Eating for Ireland by Tom Doorley
Loath as I am to admit to judging a book by its cover, at first glance I was drawn to Irish food writer Tom Doorley’s latest book, Eating for Ireland. Not by the clever, laudatory quotes from the Sunday Independent and Food and Wine magazine, nor by the nostalgic main cover image of a 70s era child’s birthday party, but by a smaller yet infinitely more alluring graphic: a vintage bag of cheese & onion Tayto crisps. Any book with the potential to bring me back to childhood summers spent in Ireland, gorging myself on the delectably pungent potato chips and other exotic delicacies such as lemon barley water, Jacob’s biscuits, and 99s had to, I was sure, be a delicious read.
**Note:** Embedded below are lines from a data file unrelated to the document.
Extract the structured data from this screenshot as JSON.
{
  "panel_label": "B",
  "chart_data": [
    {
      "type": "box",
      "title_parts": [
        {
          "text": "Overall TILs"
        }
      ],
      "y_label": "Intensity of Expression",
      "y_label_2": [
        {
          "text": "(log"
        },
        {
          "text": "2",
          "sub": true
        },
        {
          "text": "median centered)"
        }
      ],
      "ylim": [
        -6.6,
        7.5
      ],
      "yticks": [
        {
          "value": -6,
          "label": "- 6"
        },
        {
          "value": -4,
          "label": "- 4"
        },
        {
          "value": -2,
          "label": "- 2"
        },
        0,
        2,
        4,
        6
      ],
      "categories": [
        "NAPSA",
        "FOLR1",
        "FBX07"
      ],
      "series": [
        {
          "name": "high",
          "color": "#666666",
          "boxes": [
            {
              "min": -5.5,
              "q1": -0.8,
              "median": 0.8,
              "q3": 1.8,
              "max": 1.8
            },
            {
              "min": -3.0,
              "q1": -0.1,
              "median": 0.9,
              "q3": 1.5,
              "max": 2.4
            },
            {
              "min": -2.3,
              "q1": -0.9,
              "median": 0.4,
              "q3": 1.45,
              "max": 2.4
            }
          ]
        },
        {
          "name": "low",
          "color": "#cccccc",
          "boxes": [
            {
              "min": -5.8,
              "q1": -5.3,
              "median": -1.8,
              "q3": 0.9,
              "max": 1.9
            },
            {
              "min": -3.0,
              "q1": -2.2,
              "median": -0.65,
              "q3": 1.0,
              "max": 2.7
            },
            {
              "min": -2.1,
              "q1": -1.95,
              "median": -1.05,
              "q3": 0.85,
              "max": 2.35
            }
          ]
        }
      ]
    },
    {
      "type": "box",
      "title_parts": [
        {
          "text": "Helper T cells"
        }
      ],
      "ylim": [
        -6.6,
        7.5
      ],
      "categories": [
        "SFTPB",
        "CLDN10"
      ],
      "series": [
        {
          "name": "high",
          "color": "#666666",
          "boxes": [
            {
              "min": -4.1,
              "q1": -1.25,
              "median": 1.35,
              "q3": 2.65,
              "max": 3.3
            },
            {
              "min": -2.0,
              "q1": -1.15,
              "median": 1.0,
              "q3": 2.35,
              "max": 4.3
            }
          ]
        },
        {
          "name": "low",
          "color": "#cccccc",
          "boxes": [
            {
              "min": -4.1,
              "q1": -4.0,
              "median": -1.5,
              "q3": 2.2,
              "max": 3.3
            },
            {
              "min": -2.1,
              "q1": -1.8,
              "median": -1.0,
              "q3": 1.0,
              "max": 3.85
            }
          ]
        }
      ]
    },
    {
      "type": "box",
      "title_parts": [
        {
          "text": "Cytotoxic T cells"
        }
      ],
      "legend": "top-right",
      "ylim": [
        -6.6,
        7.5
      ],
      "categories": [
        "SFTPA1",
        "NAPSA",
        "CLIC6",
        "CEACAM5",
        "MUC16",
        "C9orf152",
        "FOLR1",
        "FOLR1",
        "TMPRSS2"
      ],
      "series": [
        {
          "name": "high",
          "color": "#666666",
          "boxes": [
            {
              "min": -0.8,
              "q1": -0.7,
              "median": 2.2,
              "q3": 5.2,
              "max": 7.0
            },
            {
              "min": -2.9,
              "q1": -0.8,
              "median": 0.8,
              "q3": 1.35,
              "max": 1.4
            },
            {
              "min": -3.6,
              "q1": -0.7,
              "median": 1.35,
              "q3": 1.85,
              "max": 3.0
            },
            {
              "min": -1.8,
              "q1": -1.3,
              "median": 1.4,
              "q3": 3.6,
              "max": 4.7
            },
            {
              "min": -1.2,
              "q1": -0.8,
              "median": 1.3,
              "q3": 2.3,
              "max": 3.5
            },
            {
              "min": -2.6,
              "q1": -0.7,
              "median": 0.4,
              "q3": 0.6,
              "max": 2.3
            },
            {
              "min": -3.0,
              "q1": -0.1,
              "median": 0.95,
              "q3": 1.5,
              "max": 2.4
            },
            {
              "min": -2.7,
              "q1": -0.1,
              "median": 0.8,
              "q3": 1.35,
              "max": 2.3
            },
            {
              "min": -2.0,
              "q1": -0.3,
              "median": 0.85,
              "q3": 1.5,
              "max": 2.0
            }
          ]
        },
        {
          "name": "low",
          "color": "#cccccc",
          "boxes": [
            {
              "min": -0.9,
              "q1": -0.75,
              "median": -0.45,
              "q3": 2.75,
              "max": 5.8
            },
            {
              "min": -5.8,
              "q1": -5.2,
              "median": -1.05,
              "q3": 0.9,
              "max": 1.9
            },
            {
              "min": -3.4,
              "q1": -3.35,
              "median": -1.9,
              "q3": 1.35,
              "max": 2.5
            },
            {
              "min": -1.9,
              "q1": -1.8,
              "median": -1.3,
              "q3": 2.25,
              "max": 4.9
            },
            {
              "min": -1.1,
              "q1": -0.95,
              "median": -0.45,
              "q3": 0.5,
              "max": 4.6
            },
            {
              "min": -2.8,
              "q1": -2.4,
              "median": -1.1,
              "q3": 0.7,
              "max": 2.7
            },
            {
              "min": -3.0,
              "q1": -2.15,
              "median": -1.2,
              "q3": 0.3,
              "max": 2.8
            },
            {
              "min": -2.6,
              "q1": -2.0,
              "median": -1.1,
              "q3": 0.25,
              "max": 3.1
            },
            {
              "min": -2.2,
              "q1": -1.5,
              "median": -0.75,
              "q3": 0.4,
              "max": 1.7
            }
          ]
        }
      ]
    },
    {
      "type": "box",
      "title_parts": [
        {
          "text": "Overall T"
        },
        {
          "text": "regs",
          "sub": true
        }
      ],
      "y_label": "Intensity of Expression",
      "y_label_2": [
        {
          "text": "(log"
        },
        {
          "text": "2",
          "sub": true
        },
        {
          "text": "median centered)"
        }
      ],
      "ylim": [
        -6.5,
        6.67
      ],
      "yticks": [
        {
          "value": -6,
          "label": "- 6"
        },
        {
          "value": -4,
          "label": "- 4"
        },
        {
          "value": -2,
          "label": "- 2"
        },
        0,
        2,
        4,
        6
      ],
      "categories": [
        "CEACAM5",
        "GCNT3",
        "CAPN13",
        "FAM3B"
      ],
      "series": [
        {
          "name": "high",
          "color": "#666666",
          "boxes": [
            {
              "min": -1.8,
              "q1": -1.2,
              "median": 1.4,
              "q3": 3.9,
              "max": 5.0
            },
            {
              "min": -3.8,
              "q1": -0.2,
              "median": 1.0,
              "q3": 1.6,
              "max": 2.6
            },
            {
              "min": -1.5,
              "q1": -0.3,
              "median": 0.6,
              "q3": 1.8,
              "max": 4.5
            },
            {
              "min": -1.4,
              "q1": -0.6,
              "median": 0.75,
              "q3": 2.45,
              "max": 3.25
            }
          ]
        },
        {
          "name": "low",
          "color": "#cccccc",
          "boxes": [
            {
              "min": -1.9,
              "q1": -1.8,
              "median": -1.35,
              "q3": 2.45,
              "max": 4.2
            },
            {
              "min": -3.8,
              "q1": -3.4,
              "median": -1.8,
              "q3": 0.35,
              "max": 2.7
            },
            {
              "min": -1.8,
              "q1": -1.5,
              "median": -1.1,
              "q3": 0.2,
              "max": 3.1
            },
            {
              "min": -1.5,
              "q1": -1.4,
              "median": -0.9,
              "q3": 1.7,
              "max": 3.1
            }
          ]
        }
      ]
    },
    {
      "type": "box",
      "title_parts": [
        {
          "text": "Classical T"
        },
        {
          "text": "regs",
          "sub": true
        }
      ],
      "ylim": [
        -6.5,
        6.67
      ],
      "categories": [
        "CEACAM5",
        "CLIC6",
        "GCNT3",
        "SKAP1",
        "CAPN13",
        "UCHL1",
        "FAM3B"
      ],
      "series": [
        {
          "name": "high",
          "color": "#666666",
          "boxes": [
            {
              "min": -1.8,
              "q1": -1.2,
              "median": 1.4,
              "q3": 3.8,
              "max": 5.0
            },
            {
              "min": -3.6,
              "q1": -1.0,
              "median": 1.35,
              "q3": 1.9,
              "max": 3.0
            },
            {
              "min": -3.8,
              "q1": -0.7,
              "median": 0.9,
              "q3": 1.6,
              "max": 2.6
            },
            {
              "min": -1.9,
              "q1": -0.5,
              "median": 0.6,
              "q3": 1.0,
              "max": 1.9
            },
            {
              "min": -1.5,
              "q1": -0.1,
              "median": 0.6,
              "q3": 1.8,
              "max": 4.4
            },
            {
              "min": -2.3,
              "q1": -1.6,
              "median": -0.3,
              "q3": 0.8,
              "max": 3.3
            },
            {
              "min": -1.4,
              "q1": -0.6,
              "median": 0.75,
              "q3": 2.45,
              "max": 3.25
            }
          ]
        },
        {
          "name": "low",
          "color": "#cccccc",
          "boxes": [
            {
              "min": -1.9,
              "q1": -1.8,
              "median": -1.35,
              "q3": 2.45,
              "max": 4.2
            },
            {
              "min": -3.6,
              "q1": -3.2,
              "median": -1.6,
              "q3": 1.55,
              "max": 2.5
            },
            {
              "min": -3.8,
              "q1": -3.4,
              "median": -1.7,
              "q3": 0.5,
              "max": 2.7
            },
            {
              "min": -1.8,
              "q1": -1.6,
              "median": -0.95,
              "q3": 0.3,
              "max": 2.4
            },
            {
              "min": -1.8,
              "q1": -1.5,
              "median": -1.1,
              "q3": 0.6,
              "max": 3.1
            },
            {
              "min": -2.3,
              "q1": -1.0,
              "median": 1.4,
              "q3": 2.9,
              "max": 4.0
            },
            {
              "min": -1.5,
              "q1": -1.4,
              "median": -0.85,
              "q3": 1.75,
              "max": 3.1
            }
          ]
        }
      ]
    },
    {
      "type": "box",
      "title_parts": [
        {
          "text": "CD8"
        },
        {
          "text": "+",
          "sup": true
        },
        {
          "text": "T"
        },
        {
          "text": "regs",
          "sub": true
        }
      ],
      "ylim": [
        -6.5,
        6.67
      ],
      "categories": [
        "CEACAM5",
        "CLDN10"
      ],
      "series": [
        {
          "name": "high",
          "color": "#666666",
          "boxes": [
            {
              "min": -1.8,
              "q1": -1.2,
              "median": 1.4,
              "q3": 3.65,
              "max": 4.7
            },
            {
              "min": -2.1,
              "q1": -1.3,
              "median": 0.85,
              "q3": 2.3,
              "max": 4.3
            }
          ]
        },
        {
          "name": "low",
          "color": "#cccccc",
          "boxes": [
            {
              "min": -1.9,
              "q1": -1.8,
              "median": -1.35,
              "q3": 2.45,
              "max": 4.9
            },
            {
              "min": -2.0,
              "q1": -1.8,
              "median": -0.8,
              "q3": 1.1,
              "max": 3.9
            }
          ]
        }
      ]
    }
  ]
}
It was. Doorley, restaurant critic for the Irish Daily Mail and a judge on RTE’s hit showThe Restaurant, is a gifted writer whose enthusiasm and curiosity for his subject is both palpable and infectious. In this delightful collection of essays, he reminisces about his own experiences with everything from Marmite and Oxo cubes, soft-boiled eggs and banana sandwiches, to a tender account of his mother’s love of pepper. These personal anecdotes mingle nicely with Doorley’s larger exploration of the origins and histories of some of Ireland’s most beloved and idiosyncratic foods.
Eating for Ireland reads as a light-hearted culinary history – tracking and gently poking fun at the slow evolution of restaurants from serving the soggy trifecta of peas, corn and carrots; attempting to pinpoint the origins of red lemonade (likely from the beverage company Nash’s in the late 1800s), and much more. The book is a delightful trip down memory lane and a thorough rendering of how Ireland’s palate has changed in the past century. My only word of caution is to have a snack on hand – Doorley’s descriptions are that good.